Rieron. Él la abrazó, la pegó contra él, le metió la nariz en el
pelo. Abrazados miraron al mar. (…)
Hacía mucho que Viviana no estaba con un hombre. El abrazo de Emir
lanzó su sangre al galope. Sintió la peculiar sensación de deseo
en el vientre. Él no la soltaba. Abrazada la llevó hasta la cama.
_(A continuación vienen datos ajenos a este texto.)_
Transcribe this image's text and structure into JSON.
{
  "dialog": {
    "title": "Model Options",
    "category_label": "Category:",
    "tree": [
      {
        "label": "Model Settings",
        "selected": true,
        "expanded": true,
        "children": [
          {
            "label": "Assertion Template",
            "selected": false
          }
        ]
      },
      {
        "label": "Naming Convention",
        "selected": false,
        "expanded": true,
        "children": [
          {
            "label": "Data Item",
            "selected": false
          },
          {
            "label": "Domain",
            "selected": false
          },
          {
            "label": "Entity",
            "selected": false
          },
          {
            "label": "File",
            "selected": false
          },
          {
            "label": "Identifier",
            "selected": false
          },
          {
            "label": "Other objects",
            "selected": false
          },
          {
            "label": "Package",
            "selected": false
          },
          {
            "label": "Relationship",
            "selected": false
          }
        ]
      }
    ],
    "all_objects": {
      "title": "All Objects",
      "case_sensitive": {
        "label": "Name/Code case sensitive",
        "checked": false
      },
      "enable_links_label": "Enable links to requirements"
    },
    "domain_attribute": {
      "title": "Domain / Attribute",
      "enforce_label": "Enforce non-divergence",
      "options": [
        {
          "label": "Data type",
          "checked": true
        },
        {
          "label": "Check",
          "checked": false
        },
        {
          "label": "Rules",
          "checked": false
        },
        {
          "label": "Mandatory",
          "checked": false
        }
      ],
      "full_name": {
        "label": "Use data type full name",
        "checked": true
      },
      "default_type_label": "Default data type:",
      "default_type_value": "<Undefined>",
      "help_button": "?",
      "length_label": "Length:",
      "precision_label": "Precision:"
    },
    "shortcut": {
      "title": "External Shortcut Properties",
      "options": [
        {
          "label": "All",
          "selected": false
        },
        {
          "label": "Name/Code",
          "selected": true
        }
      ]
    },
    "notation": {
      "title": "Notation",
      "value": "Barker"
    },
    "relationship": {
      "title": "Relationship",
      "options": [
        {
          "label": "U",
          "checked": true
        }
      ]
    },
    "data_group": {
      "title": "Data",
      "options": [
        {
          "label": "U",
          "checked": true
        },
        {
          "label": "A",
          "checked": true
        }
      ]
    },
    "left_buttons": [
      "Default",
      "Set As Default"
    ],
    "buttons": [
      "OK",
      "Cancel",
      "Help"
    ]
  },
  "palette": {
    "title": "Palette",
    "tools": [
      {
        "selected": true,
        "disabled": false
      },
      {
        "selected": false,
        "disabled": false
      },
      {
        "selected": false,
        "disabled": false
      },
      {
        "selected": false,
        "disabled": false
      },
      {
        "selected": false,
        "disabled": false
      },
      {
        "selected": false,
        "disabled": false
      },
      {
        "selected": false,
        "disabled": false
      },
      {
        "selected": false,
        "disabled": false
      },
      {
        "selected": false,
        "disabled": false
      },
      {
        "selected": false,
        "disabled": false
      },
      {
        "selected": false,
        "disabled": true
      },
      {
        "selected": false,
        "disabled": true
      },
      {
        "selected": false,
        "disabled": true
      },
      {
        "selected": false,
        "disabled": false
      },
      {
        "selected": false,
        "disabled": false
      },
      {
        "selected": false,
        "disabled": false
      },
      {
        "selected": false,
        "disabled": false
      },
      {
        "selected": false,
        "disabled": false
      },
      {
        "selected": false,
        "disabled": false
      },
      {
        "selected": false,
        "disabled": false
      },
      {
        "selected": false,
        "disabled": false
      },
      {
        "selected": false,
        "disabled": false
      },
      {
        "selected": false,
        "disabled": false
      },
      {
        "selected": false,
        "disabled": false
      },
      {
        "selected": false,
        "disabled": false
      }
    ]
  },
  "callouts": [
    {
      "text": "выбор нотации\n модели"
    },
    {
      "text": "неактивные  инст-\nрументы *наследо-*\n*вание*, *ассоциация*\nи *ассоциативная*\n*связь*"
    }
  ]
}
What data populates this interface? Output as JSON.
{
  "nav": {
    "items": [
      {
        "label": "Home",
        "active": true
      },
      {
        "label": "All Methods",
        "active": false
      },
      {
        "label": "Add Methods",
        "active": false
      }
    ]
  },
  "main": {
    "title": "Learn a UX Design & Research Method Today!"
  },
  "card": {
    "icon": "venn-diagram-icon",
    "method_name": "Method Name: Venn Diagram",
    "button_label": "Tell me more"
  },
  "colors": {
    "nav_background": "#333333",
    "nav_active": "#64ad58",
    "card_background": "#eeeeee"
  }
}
Ella se sentó al borde. Él le quitó el saco. Le bajó una de las
hombreras de la blusa, le besó levemente los hombros. ¿Cuál sería
su ponencia? (…) Hablemos mejor mañana, dijo ella riéndose
bajito, totalmente expuesta, las mejillas ardiendo, la piel despierta
de principio a fin. Como quieras, dijo él empujándola suavemente
hasta dejarla horizontal sobre la cama, besándole las piernas, las
rodillas, lentamente haciendo camino hasta su entrepierna donde se
perdió goloso, reconociéndola despacio, dibujando el anturio de su
sexo suavemente en círculos, suave y pacientemente, con una
delicadeza magnífica que ella asimiló casi sin moverse, temerosa de
cortar el ritmo lento y perezoso de sus movimientos que a ella le
recordaron, por alguna razón, el pan con mantequilla, la jalea,
todas las delicias y los manjares de la vida. Finalmente él apuró
el paso, el colibrí picoteó rápido y leve la flor más escondida y
con un gemido ella se arqueó mientras el temblor del orgasmo la
recorría de punta a punta.
Viviana se asombró de lo fácil que fue para ambos cruzar las
tramposas puertas de la intimidad. Igual que ella, Emir tenía una
relación muy libre y feliz con su cuerpo y una vocación nativa para
el placer. Como viejos amantes que algún infortunio hubiese
separado, o como las mitades que los antiguos imaginaron se buscarían
incesantemente, se reencontraron en la ternura y en el deseo. Menos
mal que la casa permanecía sola durante la noche y no hubo que
preocuparse ni por carcajadas ni gemidos. Hacía mucho que ella no se
reía con abandono de niña. Hicieron el amor en cada cama de la
casa, cuyas habitaciones él insistió en mostrarle. (…) Desnudos
anduvieron por pasillos, subieron y bajaron escaleras.
***
A falta de limbo, se preguntó, lógicamente, si estaría en el
infierno. La oscuridad era densa, pero lo descartó. No sería justo,
se dijo. No era que su vida fuera impecable, pero segura estaba de no
merecer un castigo eterno, a menos que el más allá repitiera las
injusticias del más acá. Sí que había tenido una época
promiscua, antes de conocer a Sebastián, pero de esas acostadas
pasajeras solo se arrepentía de unas cuantas, y no por
consideraciones morales, sino porque los hombres no habían valido la
pena. Un ejercicio de cama mal llevado no era una pérdida de tiempo,
sino un engorro: eso de tener que hacer de policía de tránsito
porque el otro ni siquiera atinaba a dirigir bien su vehículo. Por
favor. O los enormes y mal hablados que no contentos con el tamaño
extra large, tenían que demostrar que eran machos hablando como
gente del hampa en la cama. O los que ni se percataban de que, aunque
el tamaño era lo de menos, no era mala idea a veces compensar. Gajes
del oficio de andar buscando al elegido. Ni modo. Tal vez había
causado penas inmerecidas a alguno cuando le dio por varios la mismo
tiempo. Se arrepentía, pero no era para irse al infierno.